Welcome to Retro Television Reviews, a feature where we review some of our favorite and least favorite shows of the past! On Saturdays, I will be reviewing Welcome Back Kotter, which ran on ABC from 1975 to 1979. The entire show can be purchased on Prime.
Wedding bells are ringing!
Episode 4.21 “Ooh Ooh, I Do: Part Two”
(Dir by Norman Abbott, originally aired on May 25th, 1979)
Horshack’s getting married!
For some reason, the Sweathogs throw him a bachelor party in Barbarino’s trashy apartment. Barbarino isn’t there. I assume he’s at work or maybe he finally moved back in with his family after realizing just how ugly and depressing his apartment was. Seriously, I will never understand why a show would try to get viewers invested in such an ugly location.
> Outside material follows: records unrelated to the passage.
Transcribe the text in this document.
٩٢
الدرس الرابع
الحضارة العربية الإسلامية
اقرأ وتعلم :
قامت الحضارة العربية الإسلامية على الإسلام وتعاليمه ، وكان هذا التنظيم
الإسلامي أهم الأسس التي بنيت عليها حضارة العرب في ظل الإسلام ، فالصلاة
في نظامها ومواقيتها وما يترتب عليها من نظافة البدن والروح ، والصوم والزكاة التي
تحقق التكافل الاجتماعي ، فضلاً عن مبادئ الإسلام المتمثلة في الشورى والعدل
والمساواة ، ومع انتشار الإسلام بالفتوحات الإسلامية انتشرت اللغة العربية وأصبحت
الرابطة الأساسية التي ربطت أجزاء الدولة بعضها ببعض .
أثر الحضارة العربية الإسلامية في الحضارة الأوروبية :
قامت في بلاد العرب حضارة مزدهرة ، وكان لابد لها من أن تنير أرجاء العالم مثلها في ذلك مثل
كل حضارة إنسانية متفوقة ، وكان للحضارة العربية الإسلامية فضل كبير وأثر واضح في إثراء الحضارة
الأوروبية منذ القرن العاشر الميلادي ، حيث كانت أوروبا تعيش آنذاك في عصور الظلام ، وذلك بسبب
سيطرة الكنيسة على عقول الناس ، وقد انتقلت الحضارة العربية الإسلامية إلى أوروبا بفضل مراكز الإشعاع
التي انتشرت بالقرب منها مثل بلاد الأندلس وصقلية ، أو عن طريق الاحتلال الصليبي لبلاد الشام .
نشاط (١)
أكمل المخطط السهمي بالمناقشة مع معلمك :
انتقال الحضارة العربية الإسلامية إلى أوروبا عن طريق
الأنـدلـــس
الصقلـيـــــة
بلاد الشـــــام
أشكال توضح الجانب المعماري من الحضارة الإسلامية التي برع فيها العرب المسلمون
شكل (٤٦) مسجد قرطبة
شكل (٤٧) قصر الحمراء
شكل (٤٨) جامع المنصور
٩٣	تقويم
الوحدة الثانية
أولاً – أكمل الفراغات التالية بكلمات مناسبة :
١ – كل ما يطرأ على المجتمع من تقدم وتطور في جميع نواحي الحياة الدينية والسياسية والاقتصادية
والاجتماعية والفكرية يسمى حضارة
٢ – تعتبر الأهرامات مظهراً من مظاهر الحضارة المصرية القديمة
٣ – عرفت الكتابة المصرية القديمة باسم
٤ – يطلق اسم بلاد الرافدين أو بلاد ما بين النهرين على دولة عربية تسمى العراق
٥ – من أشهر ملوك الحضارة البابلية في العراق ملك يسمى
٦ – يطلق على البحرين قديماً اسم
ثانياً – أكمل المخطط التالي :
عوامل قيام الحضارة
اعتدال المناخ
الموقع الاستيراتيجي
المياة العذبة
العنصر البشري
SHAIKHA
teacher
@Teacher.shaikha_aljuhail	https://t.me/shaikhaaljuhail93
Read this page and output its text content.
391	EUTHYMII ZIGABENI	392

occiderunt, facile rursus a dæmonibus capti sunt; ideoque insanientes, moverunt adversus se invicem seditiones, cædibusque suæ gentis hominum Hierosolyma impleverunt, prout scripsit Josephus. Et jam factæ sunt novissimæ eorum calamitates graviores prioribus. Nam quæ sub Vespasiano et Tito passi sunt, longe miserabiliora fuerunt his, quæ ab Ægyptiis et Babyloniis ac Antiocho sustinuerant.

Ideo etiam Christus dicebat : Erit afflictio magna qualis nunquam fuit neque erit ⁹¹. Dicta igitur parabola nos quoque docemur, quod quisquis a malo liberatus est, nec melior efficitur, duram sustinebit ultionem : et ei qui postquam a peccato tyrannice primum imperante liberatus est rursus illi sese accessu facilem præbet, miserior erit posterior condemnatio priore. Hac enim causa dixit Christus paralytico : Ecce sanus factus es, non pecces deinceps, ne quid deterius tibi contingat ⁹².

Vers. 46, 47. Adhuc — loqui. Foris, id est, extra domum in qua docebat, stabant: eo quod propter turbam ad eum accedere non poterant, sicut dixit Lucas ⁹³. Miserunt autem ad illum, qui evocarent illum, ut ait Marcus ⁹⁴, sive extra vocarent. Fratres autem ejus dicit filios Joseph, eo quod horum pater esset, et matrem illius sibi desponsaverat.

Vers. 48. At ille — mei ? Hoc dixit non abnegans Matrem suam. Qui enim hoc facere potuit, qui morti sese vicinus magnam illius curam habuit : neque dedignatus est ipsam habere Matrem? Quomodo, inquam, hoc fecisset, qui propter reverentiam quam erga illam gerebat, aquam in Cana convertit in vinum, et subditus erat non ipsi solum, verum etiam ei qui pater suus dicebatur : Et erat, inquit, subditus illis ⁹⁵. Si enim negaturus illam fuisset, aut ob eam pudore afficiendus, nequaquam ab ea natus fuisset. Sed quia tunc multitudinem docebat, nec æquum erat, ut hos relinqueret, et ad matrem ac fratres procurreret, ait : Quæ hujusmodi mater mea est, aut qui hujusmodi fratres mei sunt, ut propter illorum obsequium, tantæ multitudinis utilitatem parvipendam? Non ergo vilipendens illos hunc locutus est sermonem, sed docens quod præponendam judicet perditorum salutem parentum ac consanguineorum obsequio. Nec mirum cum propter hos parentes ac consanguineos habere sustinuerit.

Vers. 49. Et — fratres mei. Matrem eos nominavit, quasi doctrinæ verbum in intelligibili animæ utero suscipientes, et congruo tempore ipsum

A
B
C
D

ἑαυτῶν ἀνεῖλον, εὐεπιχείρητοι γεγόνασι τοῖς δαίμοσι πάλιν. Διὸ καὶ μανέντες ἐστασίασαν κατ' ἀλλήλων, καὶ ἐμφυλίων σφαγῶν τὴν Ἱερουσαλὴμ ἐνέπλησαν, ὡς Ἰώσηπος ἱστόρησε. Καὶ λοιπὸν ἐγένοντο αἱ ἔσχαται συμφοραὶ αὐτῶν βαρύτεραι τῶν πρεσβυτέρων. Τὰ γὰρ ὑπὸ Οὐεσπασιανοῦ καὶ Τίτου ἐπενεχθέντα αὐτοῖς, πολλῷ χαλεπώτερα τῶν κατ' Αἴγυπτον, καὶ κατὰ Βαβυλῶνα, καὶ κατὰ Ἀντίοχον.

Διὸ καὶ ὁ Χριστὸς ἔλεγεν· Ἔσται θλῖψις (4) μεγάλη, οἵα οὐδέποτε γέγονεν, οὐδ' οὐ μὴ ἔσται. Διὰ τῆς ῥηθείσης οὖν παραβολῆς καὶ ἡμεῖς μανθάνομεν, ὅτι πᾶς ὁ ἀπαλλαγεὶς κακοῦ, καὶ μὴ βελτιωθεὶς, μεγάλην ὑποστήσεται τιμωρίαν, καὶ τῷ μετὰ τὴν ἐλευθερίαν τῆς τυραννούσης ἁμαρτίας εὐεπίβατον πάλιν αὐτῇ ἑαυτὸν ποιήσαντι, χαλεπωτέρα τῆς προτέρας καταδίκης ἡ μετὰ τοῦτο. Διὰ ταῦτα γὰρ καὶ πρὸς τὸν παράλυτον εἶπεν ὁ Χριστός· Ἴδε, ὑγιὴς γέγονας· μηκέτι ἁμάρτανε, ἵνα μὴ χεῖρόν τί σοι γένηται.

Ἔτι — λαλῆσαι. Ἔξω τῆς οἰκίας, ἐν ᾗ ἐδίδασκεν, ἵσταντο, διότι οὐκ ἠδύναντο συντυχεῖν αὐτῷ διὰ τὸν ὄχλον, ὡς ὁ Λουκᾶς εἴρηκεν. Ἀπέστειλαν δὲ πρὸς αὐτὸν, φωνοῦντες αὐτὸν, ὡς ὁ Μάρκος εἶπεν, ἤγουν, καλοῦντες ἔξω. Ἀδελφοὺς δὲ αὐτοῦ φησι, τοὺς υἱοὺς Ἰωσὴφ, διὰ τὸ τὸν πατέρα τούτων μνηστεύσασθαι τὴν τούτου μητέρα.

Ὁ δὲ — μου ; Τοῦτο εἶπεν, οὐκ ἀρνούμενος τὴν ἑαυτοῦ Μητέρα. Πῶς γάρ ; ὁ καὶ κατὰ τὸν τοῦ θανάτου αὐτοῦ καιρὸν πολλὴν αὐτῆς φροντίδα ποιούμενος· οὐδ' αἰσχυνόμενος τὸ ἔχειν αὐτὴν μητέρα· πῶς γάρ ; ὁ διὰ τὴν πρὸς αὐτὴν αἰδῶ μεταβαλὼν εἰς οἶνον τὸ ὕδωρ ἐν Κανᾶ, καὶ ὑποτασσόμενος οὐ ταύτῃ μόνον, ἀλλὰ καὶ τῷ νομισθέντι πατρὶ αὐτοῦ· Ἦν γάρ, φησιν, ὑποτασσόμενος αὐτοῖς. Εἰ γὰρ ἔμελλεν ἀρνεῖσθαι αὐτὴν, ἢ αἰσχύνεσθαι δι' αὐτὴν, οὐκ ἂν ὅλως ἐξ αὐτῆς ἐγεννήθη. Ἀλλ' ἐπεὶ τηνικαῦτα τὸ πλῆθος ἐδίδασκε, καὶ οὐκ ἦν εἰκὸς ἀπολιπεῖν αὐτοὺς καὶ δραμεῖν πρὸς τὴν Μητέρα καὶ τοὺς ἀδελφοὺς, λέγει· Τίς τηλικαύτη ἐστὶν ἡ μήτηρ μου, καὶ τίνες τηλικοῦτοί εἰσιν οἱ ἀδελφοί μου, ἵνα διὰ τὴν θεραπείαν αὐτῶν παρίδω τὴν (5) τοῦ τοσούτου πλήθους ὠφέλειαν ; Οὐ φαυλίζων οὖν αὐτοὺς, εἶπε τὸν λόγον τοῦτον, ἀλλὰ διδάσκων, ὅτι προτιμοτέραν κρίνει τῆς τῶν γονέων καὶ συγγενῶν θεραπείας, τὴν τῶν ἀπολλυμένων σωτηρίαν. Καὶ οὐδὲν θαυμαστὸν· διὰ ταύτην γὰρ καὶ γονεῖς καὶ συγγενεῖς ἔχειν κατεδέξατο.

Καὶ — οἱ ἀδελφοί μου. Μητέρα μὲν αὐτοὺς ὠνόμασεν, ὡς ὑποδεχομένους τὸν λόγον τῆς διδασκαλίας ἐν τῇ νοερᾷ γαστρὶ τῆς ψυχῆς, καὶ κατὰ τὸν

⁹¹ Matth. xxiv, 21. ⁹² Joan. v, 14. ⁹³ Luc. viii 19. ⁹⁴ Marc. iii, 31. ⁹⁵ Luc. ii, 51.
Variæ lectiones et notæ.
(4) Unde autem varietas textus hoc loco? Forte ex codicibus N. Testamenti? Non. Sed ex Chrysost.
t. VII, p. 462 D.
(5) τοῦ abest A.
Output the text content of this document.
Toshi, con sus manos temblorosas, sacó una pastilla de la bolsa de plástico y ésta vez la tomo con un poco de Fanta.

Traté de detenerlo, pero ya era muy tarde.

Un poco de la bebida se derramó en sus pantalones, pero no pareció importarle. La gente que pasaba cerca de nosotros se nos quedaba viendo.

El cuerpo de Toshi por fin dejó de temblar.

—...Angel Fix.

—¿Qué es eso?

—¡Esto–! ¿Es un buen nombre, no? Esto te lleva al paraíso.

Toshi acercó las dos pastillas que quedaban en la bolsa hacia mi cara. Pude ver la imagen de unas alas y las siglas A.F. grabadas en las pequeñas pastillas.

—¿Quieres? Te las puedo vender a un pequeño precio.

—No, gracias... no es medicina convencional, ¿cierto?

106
Anyway, the bachelor party is a bust. Epstein dresses up in drag and dances for Horshack. The Sweathogs love it. Horshack loves it. But then the Sweathogs make a joke about how Horshack and Mary Johnson are going to be so poor that Mary is going to have to get a job washing bricks to support them. Horshack realizes that they’re right. He’s getting married in high school and he has absolutely zero marketable skills. In fact, he’s such a weirdo that most people go out of their way to avoid him. How is he going to support Mary?
Horshask freaks out and runs away. After Mary shows them the note that Horshack left, in which he said that he was running away to become the type of man who could support her, the Sweathogs search all over Brooklyn for him. Epstein goes to a Marine recruiting station. Washington and Beau …. eh, I watched this show like 20 minutes ago and I’ve already forgotten what they did. That’s how well-written this episode was. Mary, however, knows that Horshack’s favorite movie is Wuthering Heights so she finds him at the local move theater.
They get married! The ceremony is small and pathetic. I don’t think a single member of Horshack’s family showed up. Gabe does show up and, when the Sweathogs realize that Horshack needs a ring to give Mary, Gabe gives up his own wedding ring. Julie approves. They’re probably going to get divorced as soon as the show ends.
Gabe, who is usually portrayed as being very concerned with the future of his students, is totally cool with Horshack getting married while still a high school student. At no point does he suggest that Horshack might be rushing into things or that a stunted manchild who can’t get a job might not be a good husband. This was one of Kaplan’s rare appearance during the final season of the show but he doesn’t act much like the Mr. Kotter that we got to know over the previous three seasons. It’s kind of like when Steve Carell came back for The Office finale and only said one line. It just doesn’t feel right.
Apparently, this episode was meant to a backdoor pilot for a series that would have focused on Horshack and Mary. I can’t imagine that working, though I would say that Mary and Horshack do look cute together at the end of the episode.
Speaking of endings, there are only two more episodes left! Will the Sweathogs finally graduate? We’ll find out!